İzdivaç programlarına alternatif olarak ekrana sürülen 'Boşanmama' programları, yaz aylarının yeni trendi oldu.
FOX'un gündüz kuşağında Seda Akgül'ün sunumu ile ekrana gelen 'Ne Seninle Ne Sensiz', birlikteliklerinde sorun yaşayan, boşanan ya da boşanma aşamasına gelen çiftleri stüdyoda ağırlayıp bir hukukçu ve bir psikolog danışmanlığında 'rehabilite' etmeyi ve birbirlerine 'ikinci şans' tanımaları için onları cesaretlendirmeyi deniyor.
Buraya kadar her şey güzel ve olumlu, ancak uygulamada bazı sakıncalar bulunabileceği ihtimalini de göz ardı etmemek gerek. Uzman bir psikolog ya da psikiyatr değilim. Ama duygusal travmaların göz önünde yaşanmasının yarattığı artçı şokları bilecek kadar bu konuda kitap okumuşluğum var. Stüdyoya gelen çiftler canlı yayında tüm ailevi sırlarını, mahremiyetlerini sayıp döküyorlar.

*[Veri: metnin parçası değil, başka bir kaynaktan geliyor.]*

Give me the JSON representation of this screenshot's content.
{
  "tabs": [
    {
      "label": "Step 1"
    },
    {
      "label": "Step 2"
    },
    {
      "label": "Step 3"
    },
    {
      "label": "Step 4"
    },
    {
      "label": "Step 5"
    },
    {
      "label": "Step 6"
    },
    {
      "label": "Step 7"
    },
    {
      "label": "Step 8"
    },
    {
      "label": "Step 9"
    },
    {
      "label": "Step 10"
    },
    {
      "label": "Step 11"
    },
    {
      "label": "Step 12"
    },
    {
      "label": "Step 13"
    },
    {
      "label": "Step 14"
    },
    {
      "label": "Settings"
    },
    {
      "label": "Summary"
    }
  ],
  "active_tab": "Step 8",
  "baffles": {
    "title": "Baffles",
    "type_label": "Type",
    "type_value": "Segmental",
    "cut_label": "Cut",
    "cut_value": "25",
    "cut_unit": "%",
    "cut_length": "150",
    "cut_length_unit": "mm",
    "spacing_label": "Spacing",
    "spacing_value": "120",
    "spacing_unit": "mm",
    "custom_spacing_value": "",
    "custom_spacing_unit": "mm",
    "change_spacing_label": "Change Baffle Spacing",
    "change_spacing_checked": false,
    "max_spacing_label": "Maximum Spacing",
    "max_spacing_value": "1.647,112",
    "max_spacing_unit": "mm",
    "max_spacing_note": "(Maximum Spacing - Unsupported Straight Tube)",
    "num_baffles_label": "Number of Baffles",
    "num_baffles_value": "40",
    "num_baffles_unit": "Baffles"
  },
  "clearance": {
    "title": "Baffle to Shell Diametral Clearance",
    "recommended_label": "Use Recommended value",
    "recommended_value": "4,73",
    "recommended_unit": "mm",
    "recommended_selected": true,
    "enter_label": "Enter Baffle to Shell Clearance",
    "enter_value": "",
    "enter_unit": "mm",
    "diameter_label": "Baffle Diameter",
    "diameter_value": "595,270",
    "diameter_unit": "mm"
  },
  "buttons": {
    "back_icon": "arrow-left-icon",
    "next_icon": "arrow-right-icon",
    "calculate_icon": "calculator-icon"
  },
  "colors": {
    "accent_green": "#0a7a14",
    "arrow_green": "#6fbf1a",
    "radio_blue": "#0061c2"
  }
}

Geçen gün bir anne, ayrıldığı kocasının yanında, milyonlarca kişinin önünde eşinin daha evliliklerinin üçüncü gününden itibaren kendisine ve çocuklarına şiddet uyguladığından söz etti. Peki bunları milyonlarla paylaşmış olmanın yaratacağı travmatik etki görmezden gelinebilir mi? Bilirsiniz, depremde kurtarılanların gün ışığına çıkarıldıklarında etraftaki kişiler tarafından alkışlanması, tezahürat yapılması sakınca doğurur.
Durum böyleyken, boşanma aşamasındaki aile üyelerinin hayatlarının en mahrem anlarını milyonların önünde yeniden yaşama duygusunun yaratacağı olumsuz etkiyi varın siz düşünün.
Peki bu iş nasıl yapılacak?
Aslında işi doğru yapan bir kanal ve program var. TRT 1'de hafta içi her gün yayınlanan 'Bir Yastıkta Kocayalım' programı da evlilik sorunlarına değiniyor. Ama bunu yaparken gerçek çiftler yerine oyuncuları, gerçek olaylar yerine de canlandırmaları kullanıyor. Uzman da araya girip psiko-sosyal deneyler ve ilginç örnekler kullanarak çözümleri daha akılcı ve 'tehlikesiz' bir şekilde izleyiciye ulaştırıyor.
Diyeceğim o ki; niyetler iyi ama kaş yapaken göz çıkarmamak lazım...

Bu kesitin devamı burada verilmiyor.